From the beginning of my time in the Real World™, I’ve been consistently shocked at the extent to which self help culture permeates every aspect of American life. From my days working in a grocery store to my days working in the classroom, from grade school to grad school, I’ve had it hammered into me that the world that exists a rung above me is fixed and unmoveable. I’ve been told that the decisions made above my station in life are what they are, and nothing that results from those decisions can be changed or fixed. I’ve learned, over and over again, that what I CAN fix is my attitude, my outlook.
Every time I think I’ve escaped the self-help bubble, I turn a corner to see it rearing its ugly head again. Over time, I’ve come to understand that this an integral part of how our society shifts responsibility for our collective problems to the individuals who are least responsible for them. Our energy for change is always directed inward and downward instead of outward and upward. It’s the grease that keeps this machine running.
I have to admit here that I have, in the past, directed a great deal of judgment at the people who gravitate towards self help culture. I’ve always found it odd that people can approach this kind of stuff – which is ultimately so repetitive and so limiting – and find some sort of revelatory value in it each time. There’s clearly a religious element in the whole venture, and at my worst moments you can always find me sneering at anything that even vaguely smells of religion.
But even moreso than the ritual of it all- the spiritual incantations, the meditative mindfulness, the practiced reactions to the world around us – there’s a fundamental faith in the rationality of the world around us. In this world, credit scores are an act of God and police are rational arbiters of all that is right and good in the world. In this world, anyone who works hard enough can become rich, and anyone who has sufficient belief in themselves can navigate the incomprehensible maze that our society has set up for them and somehow come out on the other end with their dignity intact. The fact that the mechanisms of this world punish people for failure to navigate its intricacies through depriving them of food, housing, and healthcare is an immutable fact of life. These mechanisms are a result of natural law in the same way that the rising and setting of the sun is. To maintain this faith, a person almost has to engage in religious rituals. A person has to assume that any problems they encounter are a result of their own personal defects.
Of course, the reality of our country’s economic structure isn’t exactly easy to stomach. The reality is that wealth and comfort are primarily reserved to those who are born into it, regardless of the effort they put in. The reality is that people who possess the worst character traits are are often ushered into positions of power through systems that are designed to limit opportunities for people of conscience. The reality is that with every day that passes, a person born into limited means is less likely to escape their social station than a person born the day before. And things have been heading inexorably in that direction – albeit at varying speeds – for the entirety of my life and that of millions of others. There simply aren’t many people who have the social and economic foundation built under them to function regularly in their daily lives with that knowledge and understanding.

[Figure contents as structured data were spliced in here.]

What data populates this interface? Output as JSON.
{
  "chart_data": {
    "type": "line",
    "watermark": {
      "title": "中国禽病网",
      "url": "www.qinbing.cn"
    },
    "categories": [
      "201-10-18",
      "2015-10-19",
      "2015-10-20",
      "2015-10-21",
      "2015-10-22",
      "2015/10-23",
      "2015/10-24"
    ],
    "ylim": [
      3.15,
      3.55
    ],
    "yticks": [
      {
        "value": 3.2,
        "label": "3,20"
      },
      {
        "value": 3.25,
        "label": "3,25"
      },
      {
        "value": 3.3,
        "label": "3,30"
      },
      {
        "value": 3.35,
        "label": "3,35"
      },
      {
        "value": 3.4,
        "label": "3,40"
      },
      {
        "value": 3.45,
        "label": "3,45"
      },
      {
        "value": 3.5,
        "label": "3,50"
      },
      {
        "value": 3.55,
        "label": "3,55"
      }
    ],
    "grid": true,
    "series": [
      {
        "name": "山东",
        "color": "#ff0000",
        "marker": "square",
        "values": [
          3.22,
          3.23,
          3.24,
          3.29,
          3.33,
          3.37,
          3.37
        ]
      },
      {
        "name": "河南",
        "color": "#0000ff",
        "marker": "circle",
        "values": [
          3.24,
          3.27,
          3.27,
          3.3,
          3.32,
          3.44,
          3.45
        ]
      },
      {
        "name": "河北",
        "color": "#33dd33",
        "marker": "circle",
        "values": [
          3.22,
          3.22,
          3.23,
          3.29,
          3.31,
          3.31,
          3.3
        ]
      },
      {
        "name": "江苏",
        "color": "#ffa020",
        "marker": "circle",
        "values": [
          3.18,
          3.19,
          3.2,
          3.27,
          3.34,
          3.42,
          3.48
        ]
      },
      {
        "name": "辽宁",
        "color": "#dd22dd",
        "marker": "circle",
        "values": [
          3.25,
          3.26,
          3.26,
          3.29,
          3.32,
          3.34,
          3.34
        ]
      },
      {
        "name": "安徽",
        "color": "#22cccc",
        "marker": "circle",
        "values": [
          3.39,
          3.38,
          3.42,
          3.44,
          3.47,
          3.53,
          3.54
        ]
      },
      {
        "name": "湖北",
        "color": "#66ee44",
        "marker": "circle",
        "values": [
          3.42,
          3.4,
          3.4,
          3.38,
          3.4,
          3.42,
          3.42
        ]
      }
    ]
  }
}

So at the end of the day, people who are chasing self-help culture – the ones who go to the workshops, buy the books, and practice the rituals – are channeling their energy in the only way our society allows. And that pursuit is not a sign of weakness, but of strength. They are trying to tackle an impossible task – to change the very wiring of their brain and rid themselves of the nagging doubt about the world around them. Not only is that a tough mountain to climb, it’s the only one that they can see in front of them. And good for them for trying to conquer it.
Of course, this doesn’t mean I agree with our society’s incessant need to shift responsibility from institutions to individuals. Self-help purveyors have their share of hucksters, ambulance-chasers, and those who profiteer off of human suffering – but what religion doesn’t? These purveyors are chasing what capitalism demands that all of us chase- a growth market. They’re selling, selling, selling to an audience that is only growing larger every day. And it makes sense that it’s a growth market. Right now, the expectations that we are placing on individuals to succeed are greater than ever in a world where there are objectively fewer opportunities to succeed than ever before. It makes sense, in this world, that people gravitate towards a philosophy that asks them to direct their energy inward instead of outward. It makes sense that people are yearning to maintain their faith in the world around them even as that world is proving itself to be woefully inadequate to the needs of its people. The alternative is scary as shit.